DELİKANLI – 10

Havalar soğumaya başlamıştı. Sabahleyin evden kahvaltı yapmadan çıktım. Korkut’la sohbete daldık. Vakit öğleyi geçti.

-Lokantada karnımızı doyursak, dedim.

-Önce anlaşalım. Ziyafet benden.

-Teklifi ben yaptım, ziyafeti de ben veririm.

-Öyle olsun. Gel, garibanların lokantasında garibanlığımızı tazeleyelim.

Lokanta diye bir helvacıya götürdü. Pekmezli tahin karması istedi. Hayatımda hiç yememiştim. Çok sevdim ve karnımı tıka basa doyurdum. Nereye gidelim diye düşünürken, Hatçe teyzeye uğrayalım dedi.
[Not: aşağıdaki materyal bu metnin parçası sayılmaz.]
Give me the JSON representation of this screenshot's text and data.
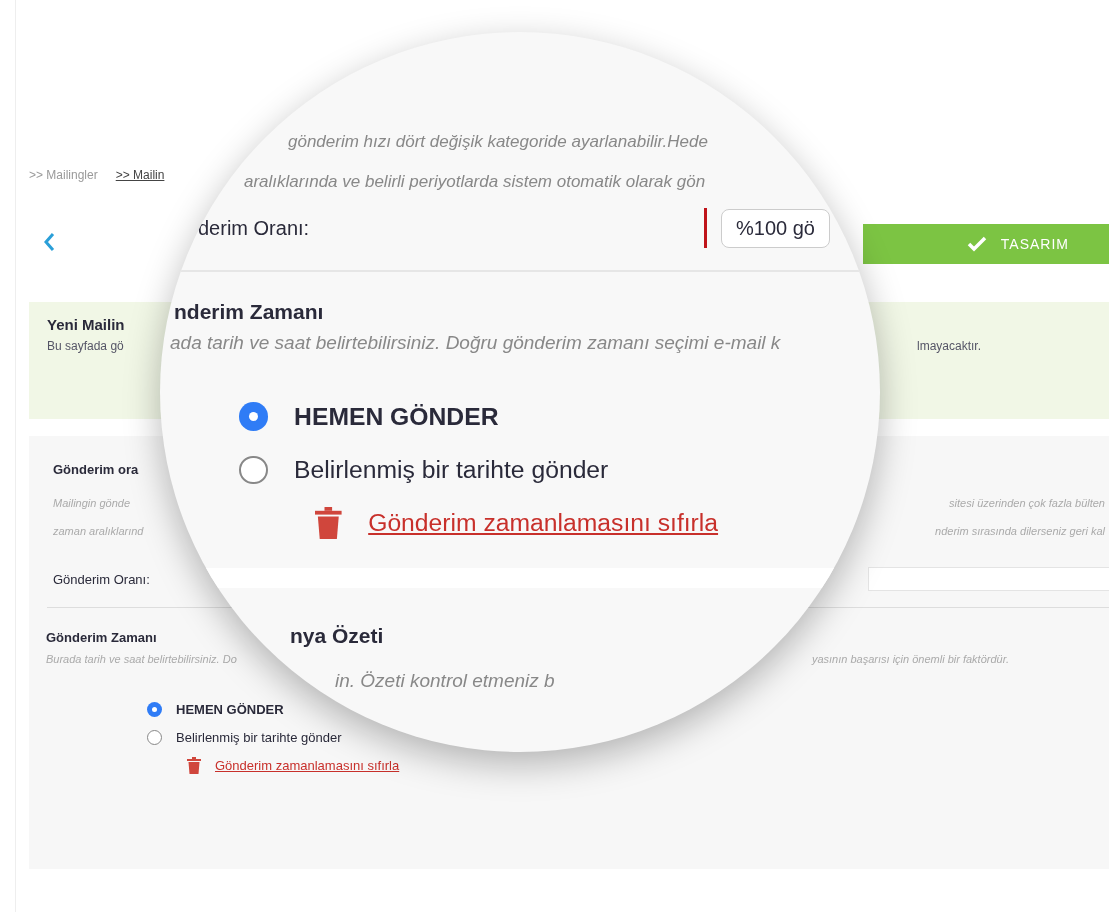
{
  "breadcrumbs": [
    {
      "label": ">> Mailingler",
      "current": false
    },
    {
      "label": ">> Mailin",
      "current": true
    }
  ],
  "step_button": {
    "label": "TASARIM"
  },
  "notice": {
    "title": "Yeni Mailin",
    "text_start": "Bu sayfada gö",
    "text_end": "lmayacaktır."
  },
  "settings": {
    "rate": {
      "title": "Gönderim ora",
      "desc_left": [
        "Mailingin gönde",
        "zaman aralıklarınd"
      ],
      "desc_right": [
        "sitesi üzerinden çok fazla bülten",
        "nderim sırasında dilerseniz geri kal"
      ],
      "label": "Gönderim Oranı:"
    },
    "time": {
      "title": "Gönderim Zamanı",
      "desc_left": "Burada tarih ve saat belirtebilirsiniz. Do",
      "desc_right": "yasının başarısı için önemli bir faktördür.",
      "options": [
        {
          "label": "HEMEN GÖNDER",
          "selected": true
        },
        {
          "label": "Belirlenmiş bir tarihte gönder",
          "selected": false
        }
      ],
      "reset_link": "Gönderim zamanlamasını sıfırla"
    }
  },
  "magnifier": {
    "rate_desc": [
      "gönderim hızı dört değişik kategoride ayarlanabilir.Hede",
      "aralıklarında ve belirli periyotlarda sistem otomatik olarak gön"
    ],
    "rate_label": "derim Oranı:",
    "rate_value": "%100 gö",
    "time_title": "nderim Zamanı",
    "time_desc": "ada tarih ve saat belirtebilirsiniz. Doğru gönderim zamanı seçimi e-mail k",
    "options": [
      {
        "label": "HEMEN GÖNDER",
        "selected": true
      },
      {
        "label": "Belirlenmiş bir tarihte gönder",
        "selected": false
      }
    ],
    "reset_link": "Gönderim zamanlamasını sıfırla",
    "summary_title": "nya Özeti",
    "summary_desc": "in. Özeti kontrol etmeniz b"
  }
}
-Hatçe Teyze nasılsın, sobayı kurabildin mi?

-Korkut evladım, hoş geldiniz. Sobayı yalnız başıma kuramam ki. Oğlumun da vakti yok. Çalıştığı yerde gecesi gündüzü belli değil. Bari yeterince para verseler! Aldığı, asgari ücretin altındaymış.

Biz sobayı kurmakla uğraşırken, kadıncağız mutfakta bizim için yemek hazırlamış. İşimizi bitirdikten sonra sofraya buyur etti. Tok olduğumuzu söylemek için tam ağzımı açacakken, Korkut hemen sofraya oturdu. Tok karına bal-baklava olsa gitmiyordu. Birkaç lokma alıp kalktık.

Ayrılırken Korkut;

-Bu parayı oğlun gönderdi, teyze.

-Gönderenden de getirenden de Allah razı olsun.
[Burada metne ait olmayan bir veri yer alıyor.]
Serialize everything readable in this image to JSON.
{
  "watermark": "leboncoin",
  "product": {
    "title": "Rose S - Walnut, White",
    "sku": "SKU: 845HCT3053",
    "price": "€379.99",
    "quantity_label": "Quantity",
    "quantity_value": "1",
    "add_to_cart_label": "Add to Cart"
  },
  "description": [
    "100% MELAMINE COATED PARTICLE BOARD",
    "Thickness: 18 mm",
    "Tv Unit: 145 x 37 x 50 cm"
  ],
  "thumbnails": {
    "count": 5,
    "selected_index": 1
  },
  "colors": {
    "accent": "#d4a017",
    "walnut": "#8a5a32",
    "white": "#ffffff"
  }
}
Yolda, “Niye karnımız tok demedin de hemen sofraya oturdun?” diye sorduğumda;

-Birçok sebebi var Emin! En başta, misafirlik bereketinden istifade etmeli diye düşündüm. Kadın emek çekmiş, sofra hazırlamış. Emeği boşa gitseydi üzülecekti. Tenezzül etmediğimizi düşünebilirdi. Bir iş yapıverdik, sofraya oturmamış olsaydık, kadını minnet altında bırakmış olabilirdik. Yaşlı ve hassas ruhu incinebilirdi. Bir dahaki ihtiyacını bize söyleyemezdi. Bizi evlâdı yerine koyarak ikramda bulundu. Bundan dolayı da mutlu oldu. Sofraya oturarak, onu bu mutluluktan mahrum bırakmadık. Bunlara benzer daha birçok şeyleri sayabilirsin, demişti.
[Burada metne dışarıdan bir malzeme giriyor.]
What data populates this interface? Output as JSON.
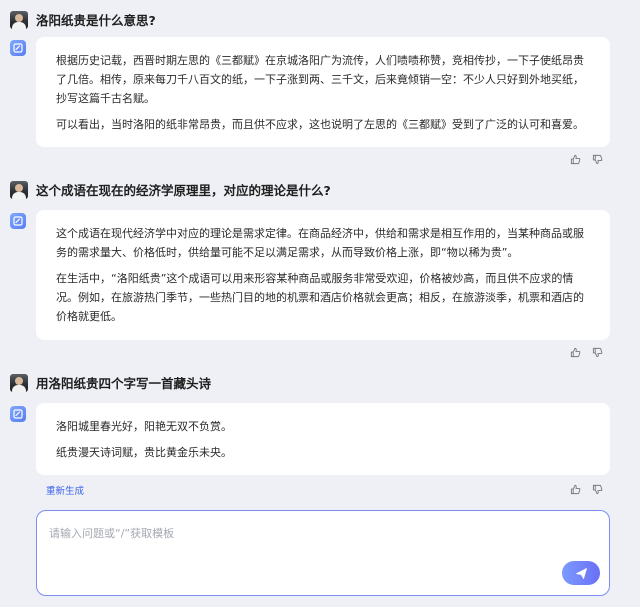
{
  "conversation": [
    {
      "question": "洛阳纸贵是什么意思?",
      "answer_paragraphs": [
        "根据历史记载，西晋时期左思的《三都赋》在京城洛阳广为流传，人们啧啧称赞，竞相传抄，一下子使纸昂贵了几倍。相传，原来每刀千八百文的纸，一下子涨到两、三千文，后来竟倾销一空：不少人只好到外地买纸，抄写这篇千古名赋。",
        "可以看出，当时洛阳的纸非常昂贵，而且供不应求，这也说明了左思的《三都赋》受到了广泛的认可和喜爱。"
      ]
    },
    {
      "question": "这个成语在现在的经济学原理里，对应的理论是什么?",
      "answer_paragraphs": [
        "这个成语在现代经济学中对应的理论是需求定律。在商品经济中，供给和需求是相互作用的，当某种商品或服务的需求量大、价格低时，供给量可能不足以满足需求，从而导致价格上涨，即“物以稀为贵”。",
        "在生活中，“洛阳纸贵”这个成语可以用来形容某种商品或服务非常受欢迎，价格被炒高，而且供不应求的情况。例如，在旅游热门季节，一些热门目的地的机票和酒店价格就会更高；相反，在旅游淡季，机票和酒店的价格就更低。"
      ]
    },
    {
      "question": "用洛阳纸贵四个字写一首藏头诗",
      "answer_paragraphs": [
        "洛阳城里春光好，阳艳无双不负赏。",
        "纸贵漫天诗词赋，贵比黄金乐未央。"
      ]
    }
  ],
  "regenerate_label": "重新生成",
  "input": {
    "placeholder": "请输入问题或“/”获取模板",
    "value": ""
  },
  "icons": {
    "bot": "chat-bot-icon",
    "like": "thumbs-up-icon",
    "dislike": "thumbs-down-icon",
    "send": "paper-plane-icon"
  },
  "colors": {
    "background": "#eef0f6",
    "accent": "#6a6ff5",
    "link": "#3f63e8"
  }
}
Çilek Yaşar, önemli bir şey hatırlamış gibi;

-Kadıncağıza çoktan beri uğrayamadık. Kalk, gidip bir ziyaret edelim. Korkut, sofraya buyur edildiğinde, karnı tok da olsa mutlaka oturur. Buyur edenin zengin, fakir, Arap, Acem, köylü veya şehirli, ne olduğuna bakmaz, oturur birkaç lokma alırdı. Neyse, sen ne demiştin? Teyzeye verdiği parayı, oğlunun gönderdiğini mi söylemişti?

-Evet.

-Şimdi anlarız. Yanında para var mı?

-Ne yapacaksın şimdi parayı?

-Kardeşim, teyzeye boş gidecek değiliz herhalde. Sen bir ekmekle, ilerideki manavdan bir limon alıver. Ben de bizim balıkçıdan balık alıp geleyim.

Yaşlı teyzemiz, bizi görünce çocuk gibi sevindi.

Çilek balıkları uzatarak;

-Teyze şunların birini hazırlayıver de beraber yiyelim.

-Kalanını ben tek başıma ne yapacağım evlâdım?

Emin, “Oğlun” demişti ki, teyze birden hüzünlendi.

-Ah evlatlarım! Oğlum, ne arar ne de sorar. Ha!... Sen Korkut’un verdiği parayı, oğlumun gönderdiğine inandın herhalde. Oğlum sizlersiniz. Korkut evlâdımı ne de çok severdim. Onda gençliğimizin delikanlılığını görürdüm. Rahmetli kocam; “Delikanlılık, kırıp dökmek, zavallıları ezerek nam kazanmak değildir” derdi. Korkut evlâdıma bunu söylediğimde; “Allah onlardan razı olsun. ne güzel miras bırakmışlar. Arzum bu mirasa lâyık olabilmektir. Güçsüze siper, güçlüye rehber olabilmek istemişimdir hep, teyze” demişti. Ah Meryem ah!

Çilek Yaşar hemen atıldı.

-Nolmuş Meryem ablaya?

-Yok evlâdım, yok. İhtiyarlık işte. Çenem düşüveriyor. Üzüntümden ne diyeceğimi, ne dediğimi biliyor muyum?

Balıktan önce çorba yapmış, “Hele siz şu çorbayı içedurun, balık da biraz sonra hazır olur” dedi. Çorbayı bitirdikten sonra tam balık gelmişti ki, kapıya birisi geldi.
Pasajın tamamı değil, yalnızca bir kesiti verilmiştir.